William did not see why this system should be confined to the stately homes of England. His own home contained some undeniable points of interest. There was the hole that Jumble had made in the hall carpet, the damp patch in the bathroom wall where a pipe had burst…
He thought that a steady flow of visitors at a penny each, one or two afternoons a week, would prove a pleasant and easy source of income.
- Number: 19.8
- Published: 1937 (same year in magazine form)
- Book: William the Showman
- Synopsis: William sets off on a record-breaking adventure.
When William is in his parents’ bad books for opening (of his own initiative) the family home to public visitors, one of whom had helped themselves to some valuable antiques in the process, he is impelled to participate in Miss Milton’s latest hare-brained scheme, the Educational Play Guild for Children. (‘Play’ in the sense of ‘playing’, not drama.)
Having ruined her charming educational games about Flowers and Birds – he insisted on being a vulture – and Famous Men – he wanted to be Guy Fawkes – a rather desperate Miss Milton resorts to the topic of Great Adventurers.
And this energises William, especially when he reads, in one of Robert’s library books, about an adventurer who had travelled across continents with only two ponies’-worth of provisions.

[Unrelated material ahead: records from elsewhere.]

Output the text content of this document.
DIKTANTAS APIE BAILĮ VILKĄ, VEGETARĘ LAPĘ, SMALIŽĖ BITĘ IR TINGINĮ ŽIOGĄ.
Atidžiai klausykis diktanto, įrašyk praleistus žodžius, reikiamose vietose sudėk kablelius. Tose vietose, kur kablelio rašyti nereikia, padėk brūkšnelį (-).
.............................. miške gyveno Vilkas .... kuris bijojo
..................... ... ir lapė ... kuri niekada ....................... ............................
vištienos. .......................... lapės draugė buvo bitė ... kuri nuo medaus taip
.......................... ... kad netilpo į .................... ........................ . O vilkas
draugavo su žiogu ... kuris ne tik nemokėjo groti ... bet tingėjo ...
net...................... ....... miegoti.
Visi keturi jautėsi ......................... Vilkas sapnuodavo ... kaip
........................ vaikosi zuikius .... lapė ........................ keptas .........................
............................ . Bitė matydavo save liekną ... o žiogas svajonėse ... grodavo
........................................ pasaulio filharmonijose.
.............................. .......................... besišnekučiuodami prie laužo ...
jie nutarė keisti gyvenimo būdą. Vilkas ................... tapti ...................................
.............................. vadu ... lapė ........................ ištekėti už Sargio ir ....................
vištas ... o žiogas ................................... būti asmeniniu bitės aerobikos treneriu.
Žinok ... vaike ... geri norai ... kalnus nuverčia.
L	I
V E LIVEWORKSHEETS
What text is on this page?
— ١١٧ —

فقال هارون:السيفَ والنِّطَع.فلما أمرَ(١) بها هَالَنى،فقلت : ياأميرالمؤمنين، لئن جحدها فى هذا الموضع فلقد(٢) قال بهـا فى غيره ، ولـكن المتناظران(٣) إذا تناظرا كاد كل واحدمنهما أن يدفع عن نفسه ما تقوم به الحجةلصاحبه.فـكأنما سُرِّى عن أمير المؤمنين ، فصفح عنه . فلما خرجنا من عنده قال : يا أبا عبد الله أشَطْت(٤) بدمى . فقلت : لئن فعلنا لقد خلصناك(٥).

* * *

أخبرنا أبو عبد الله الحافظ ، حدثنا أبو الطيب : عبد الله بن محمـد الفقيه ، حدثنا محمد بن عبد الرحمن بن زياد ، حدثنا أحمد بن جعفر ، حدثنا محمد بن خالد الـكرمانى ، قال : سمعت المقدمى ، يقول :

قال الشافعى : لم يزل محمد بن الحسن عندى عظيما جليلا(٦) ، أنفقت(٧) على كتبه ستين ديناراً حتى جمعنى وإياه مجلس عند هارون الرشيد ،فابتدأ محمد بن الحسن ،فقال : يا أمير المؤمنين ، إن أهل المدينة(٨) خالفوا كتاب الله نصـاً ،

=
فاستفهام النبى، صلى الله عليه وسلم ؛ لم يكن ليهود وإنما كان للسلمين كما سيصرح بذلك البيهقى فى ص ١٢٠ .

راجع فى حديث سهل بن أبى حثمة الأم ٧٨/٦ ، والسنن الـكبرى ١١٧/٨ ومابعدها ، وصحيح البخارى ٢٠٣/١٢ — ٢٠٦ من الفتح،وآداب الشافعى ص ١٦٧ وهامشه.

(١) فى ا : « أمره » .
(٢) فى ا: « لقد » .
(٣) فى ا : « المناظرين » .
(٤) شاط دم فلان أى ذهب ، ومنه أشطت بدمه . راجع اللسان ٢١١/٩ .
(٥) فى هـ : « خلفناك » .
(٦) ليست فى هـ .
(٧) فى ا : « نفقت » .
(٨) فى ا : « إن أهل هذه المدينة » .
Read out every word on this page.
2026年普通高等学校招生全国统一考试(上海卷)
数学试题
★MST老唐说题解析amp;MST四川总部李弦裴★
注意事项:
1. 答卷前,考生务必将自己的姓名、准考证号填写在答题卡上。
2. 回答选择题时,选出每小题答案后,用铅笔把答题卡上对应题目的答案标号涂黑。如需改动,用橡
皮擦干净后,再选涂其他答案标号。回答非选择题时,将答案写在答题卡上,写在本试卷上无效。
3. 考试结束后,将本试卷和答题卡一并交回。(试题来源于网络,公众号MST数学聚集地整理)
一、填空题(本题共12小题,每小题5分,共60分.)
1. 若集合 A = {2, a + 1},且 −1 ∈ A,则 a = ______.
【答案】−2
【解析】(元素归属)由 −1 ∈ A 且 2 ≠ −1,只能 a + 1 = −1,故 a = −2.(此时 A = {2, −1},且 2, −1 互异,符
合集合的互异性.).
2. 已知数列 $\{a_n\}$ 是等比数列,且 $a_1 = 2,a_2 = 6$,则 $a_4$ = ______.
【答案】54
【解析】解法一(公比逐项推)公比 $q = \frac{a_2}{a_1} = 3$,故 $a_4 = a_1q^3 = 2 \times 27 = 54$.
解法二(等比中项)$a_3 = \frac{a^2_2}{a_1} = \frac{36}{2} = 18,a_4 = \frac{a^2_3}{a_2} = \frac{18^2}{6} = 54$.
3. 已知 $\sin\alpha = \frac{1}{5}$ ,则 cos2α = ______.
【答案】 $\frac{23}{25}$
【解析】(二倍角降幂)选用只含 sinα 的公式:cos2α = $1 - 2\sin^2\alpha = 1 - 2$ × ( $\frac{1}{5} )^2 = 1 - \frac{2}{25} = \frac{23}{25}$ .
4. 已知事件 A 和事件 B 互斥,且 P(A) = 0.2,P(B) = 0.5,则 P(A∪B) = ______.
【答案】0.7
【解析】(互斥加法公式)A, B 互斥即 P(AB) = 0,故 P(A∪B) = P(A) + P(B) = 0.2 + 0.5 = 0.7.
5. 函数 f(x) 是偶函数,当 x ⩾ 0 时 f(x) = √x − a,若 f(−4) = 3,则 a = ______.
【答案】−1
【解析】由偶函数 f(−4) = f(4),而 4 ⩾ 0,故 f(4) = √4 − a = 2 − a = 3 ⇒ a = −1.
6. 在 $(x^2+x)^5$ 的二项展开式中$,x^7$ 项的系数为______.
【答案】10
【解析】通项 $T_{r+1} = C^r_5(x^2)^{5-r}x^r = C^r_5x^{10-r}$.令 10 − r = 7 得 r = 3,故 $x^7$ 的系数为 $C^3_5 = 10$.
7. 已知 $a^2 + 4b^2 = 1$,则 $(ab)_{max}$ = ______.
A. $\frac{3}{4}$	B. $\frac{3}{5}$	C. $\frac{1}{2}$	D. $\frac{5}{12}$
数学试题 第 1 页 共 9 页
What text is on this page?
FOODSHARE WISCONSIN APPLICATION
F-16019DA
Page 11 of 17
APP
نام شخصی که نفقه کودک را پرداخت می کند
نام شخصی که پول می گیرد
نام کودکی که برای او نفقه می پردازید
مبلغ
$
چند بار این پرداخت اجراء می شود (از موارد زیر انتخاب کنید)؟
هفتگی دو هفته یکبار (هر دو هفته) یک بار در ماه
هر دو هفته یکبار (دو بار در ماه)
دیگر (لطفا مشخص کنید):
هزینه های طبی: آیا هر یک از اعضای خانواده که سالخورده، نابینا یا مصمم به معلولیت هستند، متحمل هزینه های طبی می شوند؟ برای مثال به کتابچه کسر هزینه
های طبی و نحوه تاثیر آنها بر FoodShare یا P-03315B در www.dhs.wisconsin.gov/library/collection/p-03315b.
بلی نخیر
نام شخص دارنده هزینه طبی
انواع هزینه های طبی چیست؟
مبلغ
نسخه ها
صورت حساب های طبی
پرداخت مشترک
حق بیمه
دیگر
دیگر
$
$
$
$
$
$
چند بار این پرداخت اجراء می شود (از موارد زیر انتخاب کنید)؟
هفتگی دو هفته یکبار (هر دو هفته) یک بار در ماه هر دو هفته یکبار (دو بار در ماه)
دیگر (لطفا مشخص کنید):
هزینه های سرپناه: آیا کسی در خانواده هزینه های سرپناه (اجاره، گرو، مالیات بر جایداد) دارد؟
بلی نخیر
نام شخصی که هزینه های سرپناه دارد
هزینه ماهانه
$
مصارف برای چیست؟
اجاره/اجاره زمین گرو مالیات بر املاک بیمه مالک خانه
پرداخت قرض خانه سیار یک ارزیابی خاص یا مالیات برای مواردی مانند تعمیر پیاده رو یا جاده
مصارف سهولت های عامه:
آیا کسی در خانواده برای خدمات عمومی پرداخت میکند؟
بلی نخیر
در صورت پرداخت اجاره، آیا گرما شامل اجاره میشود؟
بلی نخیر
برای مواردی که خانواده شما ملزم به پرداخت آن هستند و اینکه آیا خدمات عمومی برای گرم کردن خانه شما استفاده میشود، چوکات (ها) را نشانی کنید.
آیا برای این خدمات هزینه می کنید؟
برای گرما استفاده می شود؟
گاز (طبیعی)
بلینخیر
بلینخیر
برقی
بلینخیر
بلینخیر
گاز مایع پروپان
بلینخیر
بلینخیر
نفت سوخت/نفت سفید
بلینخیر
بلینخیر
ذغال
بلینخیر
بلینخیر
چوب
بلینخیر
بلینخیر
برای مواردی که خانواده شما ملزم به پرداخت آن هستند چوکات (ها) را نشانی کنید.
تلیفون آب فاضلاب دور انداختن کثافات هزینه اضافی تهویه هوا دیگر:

“Mother,” he said suddenly, “what d’you think’s the greatest adventure that’s ever been done?”
“What about the discovery of the North Pole?”
“No, I don’t think much of that. They jus’ went to a place that was there all the time. Anyone could do that.”
William decides to emulate this, by leaving home, walking in a straight line, and continuing until he has circumnavigated the entire globe.
Ignoring gates and fences, he enrages Farmer Jenks and shatters the peace and quiet of a bird sanctuary, but this gives him an even better idea: a boy sanctuary.
A wood entirely devoted to boys: grown-ups not allowed to enter. Tables of chocolate cream and humbugs and lollypops at intervals. Boy-baths of lemonade and orange squash. Cream buns hanging from trees. Instead of nesting-boxes, toys placed against all the trees-motor boats, bows and arrows, electric trains, cricket sets, footballs.